Legure v Rex (Cr.A. 58/1934.) [1937] EACA 157 (1 January 1937)
Full Case Text
## COURT OF APPEAL FOR EASTERN AFRICA.
Before ABRAHAMS, C. J. (Uganda), Ag. President, LUCIE-SMITH, Ag. C. J. (Kenya), and WEBB, J. (both of Kenya).
MBERU OLE LEGURE (Appellant) (Original Accused) $\cdot \cdot \cdot v_{\cdot} \cdot \cdot$
## REX (Respondent) (Original Prosecutor). Cr. A. $58/1934$ .
Provocation—Penal Code of Kenya, section 192—Whether charge of murder should be reduced to manslaughter-Statement of law as regards provocation-No evidence that accused provoked deceased to assault him with intention of taking advantage of that assault to kill or wound deceased.
Held (29-6-34).-That there was no evidence that the accused provoked the deceased to assault him with the intention of taking advantage of that assault to kill or wound the deceased. It is only where there is evidence of express malice that the accused cannot claim the excuse of provocation. Conviction for murder altered to one of manslaughter. (Statements of law in Stephen's Digest (art. 245) and Archbold (28th edition), page 893 approved.
Appeal from Supreme Court of Kenya.
Malik for appellant.
Bruce (Solicitor-General, Kenya) for Crown.
Malik.—Appellant killed another Masai. Deceased struck him and gave provocation. No evidence that the blow on appellant's forehead was given afterwards. Question of custom does not arise: As to provocation, p. 901, Archbold, 28th Edition. Cause of death. Riamo says that death took place a month after the wound. Deceased was being treated by his wife. She put her hand into the wound. Archbold, p. 888.
Bruce.—Two points to deal with. $(1)$ Provocation. $(2)$ Cause of death. Who struck the first blow? Opinion of the assessors. Old man not likely to strike a young man. Provocation, 4th paragraph, section 192, Penal Code. Accused was in the wrong and was determined to get the woman away. Provocation in any event would not justify the use of the spear rather than the rungu. Cause of death. Common knowledge or skill.
Malik.—Provocation. Section 192, para, 3 or 4 not applicable. Accused had no intention of procuring an assault on himself, not unusual for people to carry spears.
JUDGMENT.—The appellant applies for leave to appeal from his conviction and sentence for the murder of Morimi ole Langui, and the only ground of appeal is that the appellant received such provocation as should reduce his crime to manslaughter.
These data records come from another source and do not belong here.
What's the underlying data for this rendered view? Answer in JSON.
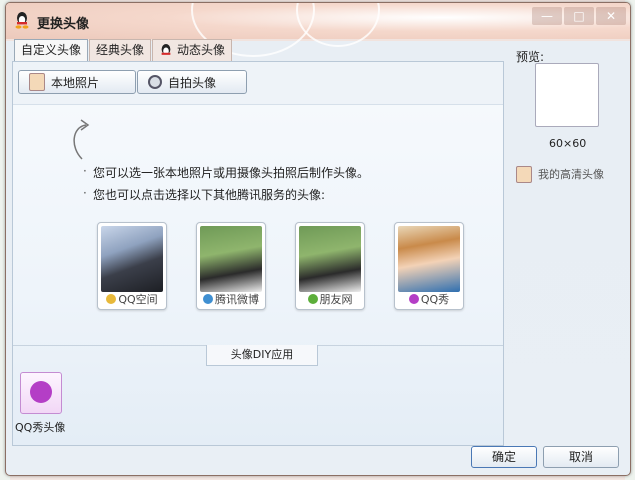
{
  "window": {
    "title": "更换头像",
    "controls": [
      "—",
      "□",
      "✕"
    ]
  },
  "tabs": [
    {
      "label": "自定义头像",
      "active": true
    },
    {
      "label": "经典头像",
      "active": false
    },
    {
      "label": "动态头像",
      "active": false
    }
  ],
  "toolbar": {
    "local_photo_label": "本地照片",
    "camera_label": "自拍头像"
  },
  "tips": [
    "您可以选一张本地照片或用摄像头拍照后制作头像。",
    "您也可以点击选择以下其他腾讯服务的头像:"
  ],
  "avatars": [
    {
      "label": "QQ空间",
      "icon": "star-icon",
      "color": "#e8b93a"
    },
    {
      "label": "腾讯微博",
      "icon": "weibo-icon",
      "color": "#3f8fd1"
    },
    {
      "label": "朋友网",
      "icon": "clover-icon",
      "color": "#5cae3a"
    },
    {
      "label": "QQ秀",
      "icon": "qqshow-icon",
      "color": "#b43ec6"
    }
  ],
  "diy": {
    "tab_label": "头像DIY应用",
    "apps": [
      {
        "label": "QQ秀头像",
        "icon": "qqshow-icon"
      }
    ]
  },
  "preview": {
    "label": "预览:",
    "size": "60×60",
    "hd_link": "我的高清头像"
  },
  "footer": {
    "ok_label": "确定",
    "cancel_label": "取消"
  },
  "colors": {
    "accent_blue": "#4a78b5",
    "panel": "#eef4fa"
  }
}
It appears that the appellant loved Kariundu, one of the wives of the deceased, and had made, or wished to make some arrangement by which the deceased would divorce here. On the day of the assault the accused came to the deceased's hut with Kariundu's brother and another man and had some talk with the deceased; later, after they had gone, the deceased, his wife, Genoge, and his daughter, Riano, went out to collect firewood, and it was while they were so engaged that the accused came up and inflicted upon the deceased the wound from which he died. No one actually saw the assault, but when Riano came up, after the deceased had been wounded, she saw that the accused had a wound on his forehead which was bleeding. The accused said that when he began to speak to the deceased and told him that he intended to go to the Government about their dispute, the deceased struck him on the forehead wth a piece of firewood, and he thereupon struck the deceased with a rungu. He suggested that the spear wound must have been received by the deceased accidentally, but in his application for leave to appeal he admits that he struck the deceased with both weapons.
The assessors did not accept the story told by the accused, two of them saying that "No old man will strike a young man". As to this Genoge said that the deceased was not very old and was strong.
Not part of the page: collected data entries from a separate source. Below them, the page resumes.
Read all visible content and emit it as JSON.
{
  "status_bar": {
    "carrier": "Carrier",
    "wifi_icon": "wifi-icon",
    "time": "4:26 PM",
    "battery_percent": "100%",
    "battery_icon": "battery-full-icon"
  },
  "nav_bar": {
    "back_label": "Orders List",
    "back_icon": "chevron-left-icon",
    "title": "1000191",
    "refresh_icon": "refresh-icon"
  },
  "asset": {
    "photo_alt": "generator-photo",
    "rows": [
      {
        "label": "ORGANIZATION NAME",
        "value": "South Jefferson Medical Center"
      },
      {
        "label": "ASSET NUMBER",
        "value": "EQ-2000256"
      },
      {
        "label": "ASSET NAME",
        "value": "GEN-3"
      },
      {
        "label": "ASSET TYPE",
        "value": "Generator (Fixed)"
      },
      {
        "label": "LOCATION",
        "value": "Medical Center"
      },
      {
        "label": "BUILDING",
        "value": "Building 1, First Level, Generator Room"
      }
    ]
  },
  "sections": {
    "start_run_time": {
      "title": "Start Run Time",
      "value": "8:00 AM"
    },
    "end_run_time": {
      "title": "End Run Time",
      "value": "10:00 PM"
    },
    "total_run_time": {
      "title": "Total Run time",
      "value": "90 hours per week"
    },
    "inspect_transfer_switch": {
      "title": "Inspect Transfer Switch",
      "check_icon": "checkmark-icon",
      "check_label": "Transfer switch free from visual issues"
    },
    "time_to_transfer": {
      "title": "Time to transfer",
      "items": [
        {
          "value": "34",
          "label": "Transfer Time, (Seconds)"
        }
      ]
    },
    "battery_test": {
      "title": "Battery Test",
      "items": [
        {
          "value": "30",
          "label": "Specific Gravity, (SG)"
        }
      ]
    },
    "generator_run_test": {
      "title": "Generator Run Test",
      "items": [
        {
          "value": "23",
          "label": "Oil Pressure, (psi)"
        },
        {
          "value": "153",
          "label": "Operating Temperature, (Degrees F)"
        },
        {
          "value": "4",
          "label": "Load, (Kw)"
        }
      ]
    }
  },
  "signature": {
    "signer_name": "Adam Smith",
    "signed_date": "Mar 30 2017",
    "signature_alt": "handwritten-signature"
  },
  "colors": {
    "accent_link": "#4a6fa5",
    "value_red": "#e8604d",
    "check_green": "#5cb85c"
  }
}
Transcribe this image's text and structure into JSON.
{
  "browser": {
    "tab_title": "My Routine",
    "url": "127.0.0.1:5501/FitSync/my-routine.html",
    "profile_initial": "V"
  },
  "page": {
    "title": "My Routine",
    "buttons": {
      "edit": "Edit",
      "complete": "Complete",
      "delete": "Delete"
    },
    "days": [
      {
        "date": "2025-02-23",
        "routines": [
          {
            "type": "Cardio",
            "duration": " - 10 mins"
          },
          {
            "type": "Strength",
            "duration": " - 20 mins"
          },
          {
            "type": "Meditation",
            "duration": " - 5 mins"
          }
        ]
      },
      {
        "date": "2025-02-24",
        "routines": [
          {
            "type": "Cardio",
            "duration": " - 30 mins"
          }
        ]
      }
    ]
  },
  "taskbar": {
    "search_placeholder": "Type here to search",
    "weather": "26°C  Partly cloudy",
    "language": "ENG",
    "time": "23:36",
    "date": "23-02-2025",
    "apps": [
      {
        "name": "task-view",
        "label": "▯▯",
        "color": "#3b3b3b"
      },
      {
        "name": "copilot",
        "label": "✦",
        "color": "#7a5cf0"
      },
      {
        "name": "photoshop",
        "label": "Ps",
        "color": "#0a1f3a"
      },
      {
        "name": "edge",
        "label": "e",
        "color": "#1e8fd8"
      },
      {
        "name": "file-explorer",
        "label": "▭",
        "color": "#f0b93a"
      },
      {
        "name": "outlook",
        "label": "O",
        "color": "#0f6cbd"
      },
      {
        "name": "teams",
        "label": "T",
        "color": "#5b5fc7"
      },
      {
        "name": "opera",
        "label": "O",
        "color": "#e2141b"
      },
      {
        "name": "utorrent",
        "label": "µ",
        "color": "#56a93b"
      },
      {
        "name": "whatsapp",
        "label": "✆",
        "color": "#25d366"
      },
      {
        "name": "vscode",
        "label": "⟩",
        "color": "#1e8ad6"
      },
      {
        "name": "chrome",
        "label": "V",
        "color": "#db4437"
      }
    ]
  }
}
The learned Judge said "It" (the wound on the accused's forehead) "may have been given to him after he had struck the deceased. But assuming that he did receive this blow before he attacked the deceased, then, if this provocation was sought or voluntarily provoked by the accused himself, it is of no avail", and he concludes, "Therefore if the accused's account of the beginning of the fight is accepted it does not in these circumstances show the provocation necessary to reduce the offence to manslaughter."
In our opinion the learned Judge stated the law in too unqualified terms. The law is thus stated in Stephen's Digest (Art. 245): "Homicide... is not murder, but manslaughter if the act... is done in the heat of passion, caused by provocation . . . unless the provocation was sought or voluntarily provoked by the offender as an excuse for killing or doing bodily harm." In other words, it is only where there is evidence of express malice that the accused cannot claim the excuse of provocation-Sec Archbold, 28th Edition, p. 893.
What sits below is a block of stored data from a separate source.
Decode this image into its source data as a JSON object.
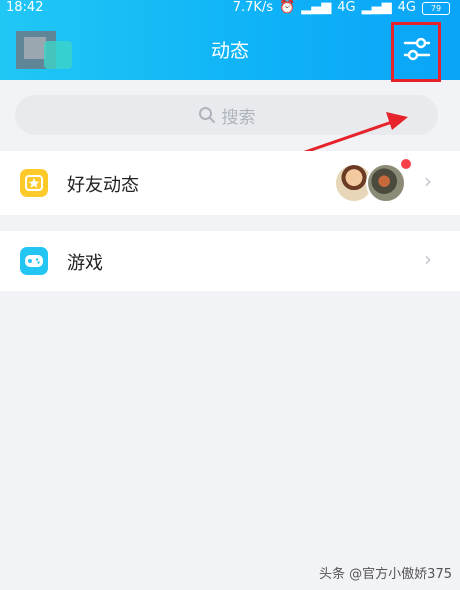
{
  "status_bar": {
    "time": "18:42",
    "network_speed": "7.7K/s",
    "signal_1": "4G",
    "signal_2": "4G",
    "battery": "79"
  },
  "header": {
    "title": "动态",
    "filter_icon": "sliders-icon"
  },
  "search": {
    "placeholder": "搜索",
    "icon": "search-icon"
  },
  "list": {
    "items": [
      {
        "label": "好友动态",
        "icon": "star-icon",
        "has_new": true
      },
      {
        "label": "游戏",
        "icon": "gamepad-icon"
      }
    ]
  },
  "watermark": {
    "text": "头条 @官方小傲娇375"
  },
  "colors": {
    "header_start": "#21c7f5",
    "header_end": "#0aa4f8",
    "annotation_red": "#e6222a",
    "friends_icon_bg": "#fdc92b",
    "games_icon_bg": "#23c6f2",
    "badge_red": "#f5404a"
  }
}
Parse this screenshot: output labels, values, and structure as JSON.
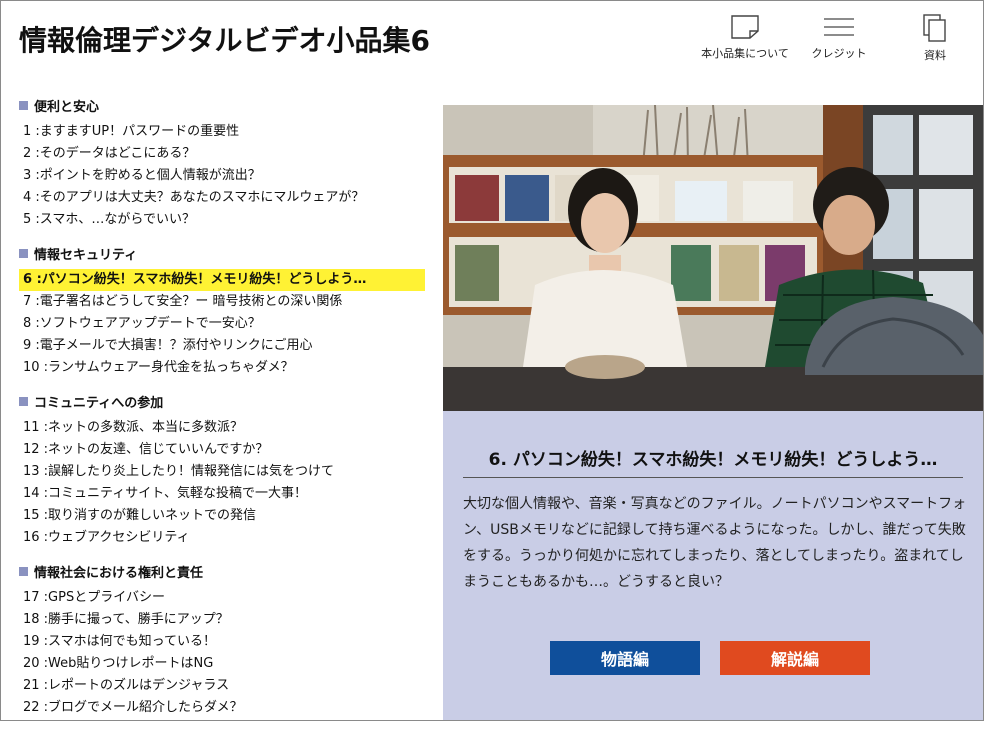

Here there was no evidence that the accused provoked the deceased to assault him with the intention of taking advantage of that assault to kill or wound the deceased and such evidence as there is does not suggest any quarrel in the earlier part of the day, when the accused was at the hut of the deceased.
In all the circumstances we are of opinion that the conviction for murder should be quashed and the accused convicted of manslaughter and sentenced to ten years' imprisonment with hard labour.